Greg Williamson/The Leaf-Chronicle

Pat Mock searches for a file at her Legal Aid office on Franklin Street. Mock is optimistic about a new multi-jurisdictional partnership formed to help lower the number of local domestic violence incidences.

ON THE NET

  • To find out about the National Center on Domestic and Sexual Violence, visit the Web site at http://www.ncdsv.org/.


  • The Clarksville Legal Aid Society office in Clarksville helped 929 victims of domestic violence in 2004.

    And with many of those cases involving military families, managing attorney Pat Mock said she is optimistic about a new multi-jurisdictional partnership formed to help lower the number of local domestic violence incidences.

    The Military/Civilian Coordinated Community Response Demonstration Project is a partnership of about 30 agencies, including law enforcement, justice systems and victim advocates at Montgomery County and Christian County, Ky., that will work with Fort Campbell officials to combat incidences of domestic violence.

    The project is a pilot program set forth by the National Center on Domestic and Sexual Violence. If it is successful, it could be used as a model for the rest of the country.

    The program is expected to be up and running by February.

    "I think it's a huge opportunity for the surrounding community to make improvements and provide collaboration and coordination between civilian and military (agencies)," Mock said.

    While Legal Aid has worked with the military before, this project can apply for federal grants to help cover costs of classes, programs and staff. The first task of the project will be to map out the current process and see how the system can be more efficient while helping families.

    "None of this is going to be easy," Mock said. "We'll need to look at all the pieces to ensure they fit together nicely."

    Fort Campbell, for fiscal year 2002, reported 4.6 number of domestic violence cases for every 1,000 soldiers. The 2002 numbers were the most recent available from Fort Campbell officials.

    A soldier convicted of domestic violence could be discharged from the Army under laws that would no longer allow them to carry a weapon after the conviction.

    Mock said the goal of the new partnership is not to incarcerate people. Instead, officials want to look at several aspects, including causes, treatment and enforcement.

    "We need the chain of command to be supportive," Mock said, adding that putting someone in jail and breaking up a family isn't always the answer. "We're looking at preserving the family."

    Assistant District Attorney Charles Johnson, who specializes in domestic violence issues, said Clarksville has made improvements in enforcing and arresting offenders.
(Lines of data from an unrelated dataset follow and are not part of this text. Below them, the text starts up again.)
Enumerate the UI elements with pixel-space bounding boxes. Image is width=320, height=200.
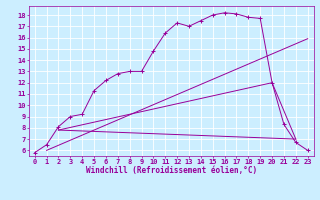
X-axis label: Windchill (Refroidissement éolien,°C): Windchill (Refroidissement éolien,°C) bbox=[86, 166, 257, 175]
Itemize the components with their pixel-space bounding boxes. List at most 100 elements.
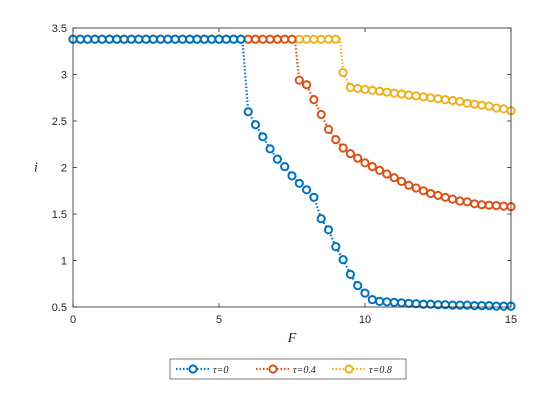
data-point: [462, 98, 472, 108]
data-point: [302, 185, 312, 195]
data-point: [287, 34, 297, 44]
data-point: [185, 34, 195, 44]
y-tick-label: 3: [61, 70, 67, 82]
y-tick-label: 3.5: [52, 23, 67, 35]
data-point: [170, 34, 180, 44]
data-point: [396, 176, 407, 186]
x-tick-label: 0: [70, 314, 76, 326]
data-point: [323, 124, 334, 134]
data-point: [448, 300, 458, 310]
legend-label: τ=0.4: [293, 365, 316, 376]
legend-marker: [344, 364, 354, 374]
y-tick-label: 0.5: [52, 302, 67, 314]
data-point: [287, 171, 297, 181]
data-point: [426, 188, 436, 199]
data-point: [353, 153, 363, 163]
data-point: [477, 200, 487, 210]
y-tick-label: 2.5: [52, 116, 67, 128]
data-point: [367, 162, 377, 172]
data-point: [243, 107, 253, 117]
data-point: [411, 91, 421, 101]
data-point: [469, 301, 480, 311]
data-point: [382, 297, 392, 307]
data-point: [141, 34, 151, 44]
data-point: [104, 34, 115, 44]
plot-frame: [72, 27, 512, 308]
data-point: [462, 197, 472, 207]
data-point: [382, 87, 392, 97]
data-point: [134, 34, 144, 44]
legend-marker: [268, 364, 278, 374]
data-point: [97, 34, 107, 44]
data-point: [294, 178, 304, 188]
data-point: [90, 34, 100, 44]
data-point: [316, 214, 326, 224]
data-point: [411, 299, 421, 309]
data-point: [236, 34, 246, 44]
data-point: [119, 34, 129, 44]
data-point: [309, 34, 319, 44]
data-point: [258, 132, 268, 142]
data-point: [353, 83, 363, 94]
data-point: [345, 269, 355, 279]
x-axis-label: F: [287, 331, 297, 346]
data-point: [192, 34, 202, 44]
data-point: [214, 34, 224, 44]
data-point: [83, 34, 93, 44]
data-point: [389, 173, 399, 183]
data-point: [469, 99, 480, 109]
data-point: [331, 135, 341, 145]
legend-marker: [188, 364, 198, 374]
data-point: [455, 96, 465, 107]
data-point: [469, 199, 480, 209]
data-point: [499, 201, 509, 211]
data-point: [207, 34, 217, 44]
data-point: [396, 298, 407, 308]
data-point: [491, 301, 501, 311]
data-point: [440, 192, 450, 202]
data-point: [323, 225, 334, 235]
data-point: [396, 89, 407, 99]
y-tick-label: 1.5: [52, 209, 67, 221]
y-tick-label: 2: [61, 163, 67, 175]
x-tick-label: 15: [505, 314, 517, 326]
data-point: [491, 201, 501, 211]
data-point: [258, 34, 268, 44]
data-point: [382, 169, 392, 179]
data-point: [484, 301, 494, 311]
data-point: [302, 80, 312, 90]
data-point: [280, 162, 290, 172]
legend: τ=0 τ=0.4 τ=0.8: [169, 358, 407, 380]
data-point: [375, 296, 385, 306]
data-point: [316, 34, 326, 44]
data-point: [177, 34, 188, 44]
data-point: [331, 242, 341, 252]
data-point: [462, 300, 472, 310]
x-tick-label: 5: [216, 314, 222, 326]
data-point: [491, 103, 501, 113]
data-point: [199, 34, 209, 44]
data-point: [75, 34, 85, 44]
data-point: [302, 34, 312, 44]
data-point: [280, 34, 290, 44]
data-point: [272, 154, 282, 164]
axes-ticks: 0 5 10 15 0.5 1 1.5 2 2.5 3 3.5: [52, 23, 517, 326]
data-point: [404, 180, 414, 190]
data-point: [345, 149, 355, 159]
data-point: [323, 34, 334, 44]
data-point: [418, 92, 428, 102]
data-point: [367, 85, 377, 95]
data-point: [404, 90, 414, 100]
data-point: [448, 95, 458, 106]
data-point: [112, 34, 122, 44]
y-tick-label: 1: [61, 256, 67, 268]
data-point: [455, 196, 465, 206]
legend-label: τ=0.8: [369, 365, 392, 376]
data-point: [221, 34, 231, 44]
data-point: [265, 144, 275, 154]
data-point: [426, 93, 436, 103]
data-point: [477, 301, 487, 311]
legend-item: τ=0: [176, 364, 228, 376]
data-point: [309, 192, 319, 202]
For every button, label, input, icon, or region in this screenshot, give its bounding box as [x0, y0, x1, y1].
He said there hasn't been a domestic violence-related death in Montgomery County in two years.

    Johnson credits that with special domestic violence units set up in the Clarksville Police Department and Sheriff's Office over the last few years.

    The biggest deterrent, Johnson said, is making an arrest because the trauma of that experience usually prevents a second 911 call.

    "We attempt to do two things. To provide the victim with information on how to be safe and to prevent the offender from hurting the victim again," he said.

    But one issue is clear for Johnson.

    "We must do what we can to better the lives of women who are victims of domestic violence."